Background: This study evaluated the impact of estimated glomerular filtration rate (eGFR) on 30-day and 1-year mortalities in patients with an acute ST-segment elevation myocardial infarction (STEMI) undergoing primary percutaneous coronary intervention (PCI).
Methods: Between January 2002 and November 2009, 1432 consecutive patients who had experienced STEMI with an onset of chest pain <12 hours of undergoing primary PCI were prospectively enrolled. Patients were categorized into group 1 (eGFR <30 mL/min/1.73 m(2)), group 2 (eGFR = 30-60 mL/min/1.73 m(2)) and group 3 (eGFR >60 mL/min/1.73 m(2)).
Results: The incidence of a high Killip class (defined as class ≥3) upon presentation, a requirement for mechanical ventilatory support for respiratory failure and intra-aortic balloon pump support for hemodynamic instability, and duration of hospitalization were substantially higher in group 1 than in groups 2 and 3, and notably higher in group 2 compared with group 3 (all P < 0.001). Conversely, the procedural success of primary PCI was remarkably lower in group 1 compared with groups 2 and 3, and it was also notably lower in group 2 than in group 3 (all P < 0.001).

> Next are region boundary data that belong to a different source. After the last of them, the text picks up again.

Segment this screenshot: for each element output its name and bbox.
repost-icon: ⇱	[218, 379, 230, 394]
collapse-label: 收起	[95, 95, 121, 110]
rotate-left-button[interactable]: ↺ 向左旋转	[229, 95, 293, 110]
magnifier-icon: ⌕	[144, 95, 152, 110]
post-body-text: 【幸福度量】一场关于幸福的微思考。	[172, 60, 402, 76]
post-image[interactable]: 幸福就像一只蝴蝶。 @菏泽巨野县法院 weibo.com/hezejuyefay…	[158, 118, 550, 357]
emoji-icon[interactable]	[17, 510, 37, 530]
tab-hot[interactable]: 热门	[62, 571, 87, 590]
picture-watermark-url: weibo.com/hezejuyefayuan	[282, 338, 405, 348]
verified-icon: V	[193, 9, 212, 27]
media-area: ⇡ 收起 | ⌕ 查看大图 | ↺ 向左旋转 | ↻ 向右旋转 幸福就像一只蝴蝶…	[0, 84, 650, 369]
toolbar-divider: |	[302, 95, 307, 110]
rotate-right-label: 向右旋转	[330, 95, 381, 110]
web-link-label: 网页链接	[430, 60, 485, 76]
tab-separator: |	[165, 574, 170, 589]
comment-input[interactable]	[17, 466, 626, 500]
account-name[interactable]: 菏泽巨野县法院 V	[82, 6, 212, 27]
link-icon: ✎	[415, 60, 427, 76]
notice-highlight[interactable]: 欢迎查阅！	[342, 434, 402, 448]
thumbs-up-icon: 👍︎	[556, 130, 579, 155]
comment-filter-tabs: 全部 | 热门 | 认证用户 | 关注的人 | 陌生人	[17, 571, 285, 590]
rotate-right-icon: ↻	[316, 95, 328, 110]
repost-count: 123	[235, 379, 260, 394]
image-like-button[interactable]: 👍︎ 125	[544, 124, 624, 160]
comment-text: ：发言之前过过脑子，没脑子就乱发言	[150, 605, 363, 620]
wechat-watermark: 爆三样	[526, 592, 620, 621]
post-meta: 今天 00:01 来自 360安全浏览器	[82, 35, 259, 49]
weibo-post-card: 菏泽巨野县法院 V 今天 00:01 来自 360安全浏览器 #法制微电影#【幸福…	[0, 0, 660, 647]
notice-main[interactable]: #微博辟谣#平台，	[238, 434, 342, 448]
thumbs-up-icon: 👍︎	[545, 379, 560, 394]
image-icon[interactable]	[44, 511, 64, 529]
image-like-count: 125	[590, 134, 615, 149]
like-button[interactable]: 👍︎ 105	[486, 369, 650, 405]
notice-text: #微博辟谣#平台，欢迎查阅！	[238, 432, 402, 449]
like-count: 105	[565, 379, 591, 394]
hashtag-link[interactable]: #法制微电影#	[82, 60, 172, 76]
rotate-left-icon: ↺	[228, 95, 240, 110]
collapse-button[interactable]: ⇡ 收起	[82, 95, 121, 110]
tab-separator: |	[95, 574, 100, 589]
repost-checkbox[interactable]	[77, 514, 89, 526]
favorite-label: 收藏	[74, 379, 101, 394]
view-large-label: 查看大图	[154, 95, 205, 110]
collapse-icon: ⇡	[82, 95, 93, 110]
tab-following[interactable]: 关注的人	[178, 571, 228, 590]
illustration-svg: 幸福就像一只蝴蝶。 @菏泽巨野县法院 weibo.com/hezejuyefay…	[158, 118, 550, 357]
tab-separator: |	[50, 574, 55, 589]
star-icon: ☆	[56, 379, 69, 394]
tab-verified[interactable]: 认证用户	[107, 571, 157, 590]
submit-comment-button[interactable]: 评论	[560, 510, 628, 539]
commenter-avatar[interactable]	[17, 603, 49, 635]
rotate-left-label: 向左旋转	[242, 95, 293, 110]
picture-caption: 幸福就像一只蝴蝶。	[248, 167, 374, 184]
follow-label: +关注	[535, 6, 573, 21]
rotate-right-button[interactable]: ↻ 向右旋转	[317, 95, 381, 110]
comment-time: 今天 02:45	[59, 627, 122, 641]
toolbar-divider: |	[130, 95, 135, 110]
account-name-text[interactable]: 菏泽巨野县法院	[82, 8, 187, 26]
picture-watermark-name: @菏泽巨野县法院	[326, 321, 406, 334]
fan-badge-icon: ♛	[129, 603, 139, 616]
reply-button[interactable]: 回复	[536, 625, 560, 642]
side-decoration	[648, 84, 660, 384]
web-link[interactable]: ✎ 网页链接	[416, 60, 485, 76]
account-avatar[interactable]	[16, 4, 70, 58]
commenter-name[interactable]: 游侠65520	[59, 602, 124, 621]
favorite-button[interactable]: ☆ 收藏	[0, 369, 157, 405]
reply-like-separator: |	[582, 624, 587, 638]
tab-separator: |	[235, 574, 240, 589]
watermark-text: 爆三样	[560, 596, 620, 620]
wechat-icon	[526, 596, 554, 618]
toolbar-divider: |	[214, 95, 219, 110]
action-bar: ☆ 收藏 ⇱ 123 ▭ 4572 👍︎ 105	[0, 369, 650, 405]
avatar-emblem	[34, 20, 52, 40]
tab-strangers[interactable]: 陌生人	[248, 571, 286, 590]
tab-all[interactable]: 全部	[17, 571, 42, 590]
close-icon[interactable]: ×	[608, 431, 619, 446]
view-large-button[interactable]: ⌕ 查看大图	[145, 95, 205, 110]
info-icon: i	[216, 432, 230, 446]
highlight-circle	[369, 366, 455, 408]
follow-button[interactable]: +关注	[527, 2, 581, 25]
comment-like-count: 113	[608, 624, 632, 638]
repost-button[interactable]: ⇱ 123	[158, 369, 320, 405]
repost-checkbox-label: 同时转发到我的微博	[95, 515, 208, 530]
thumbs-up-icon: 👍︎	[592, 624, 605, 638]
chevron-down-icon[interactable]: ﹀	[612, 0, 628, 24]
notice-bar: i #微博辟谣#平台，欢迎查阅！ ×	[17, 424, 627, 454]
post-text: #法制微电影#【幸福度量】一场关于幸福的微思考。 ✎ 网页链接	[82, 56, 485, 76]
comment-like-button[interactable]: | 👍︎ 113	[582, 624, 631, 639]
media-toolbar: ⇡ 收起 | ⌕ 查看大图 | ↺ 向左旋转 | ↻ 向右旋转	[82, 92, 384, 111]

Additionally, both 30-day and 1-year mortalities were markedly increased in group 1 than in groups 2 and 3, and significantly higher in group 2 than in group 3 (all P < 0.001). Multivariate analysis showed that eGFR <30 mL/min/1.73 m(2) was a significantly independent predictor of 30-day and 1-year mortalities (all P < 0.001).
Conclusions: eGFR <30 mL/min/1.73 m(2) was strongly and independently predictive of poor short-term and long-term prognostic outcomes in patients with STEMI undergoing primary PCI.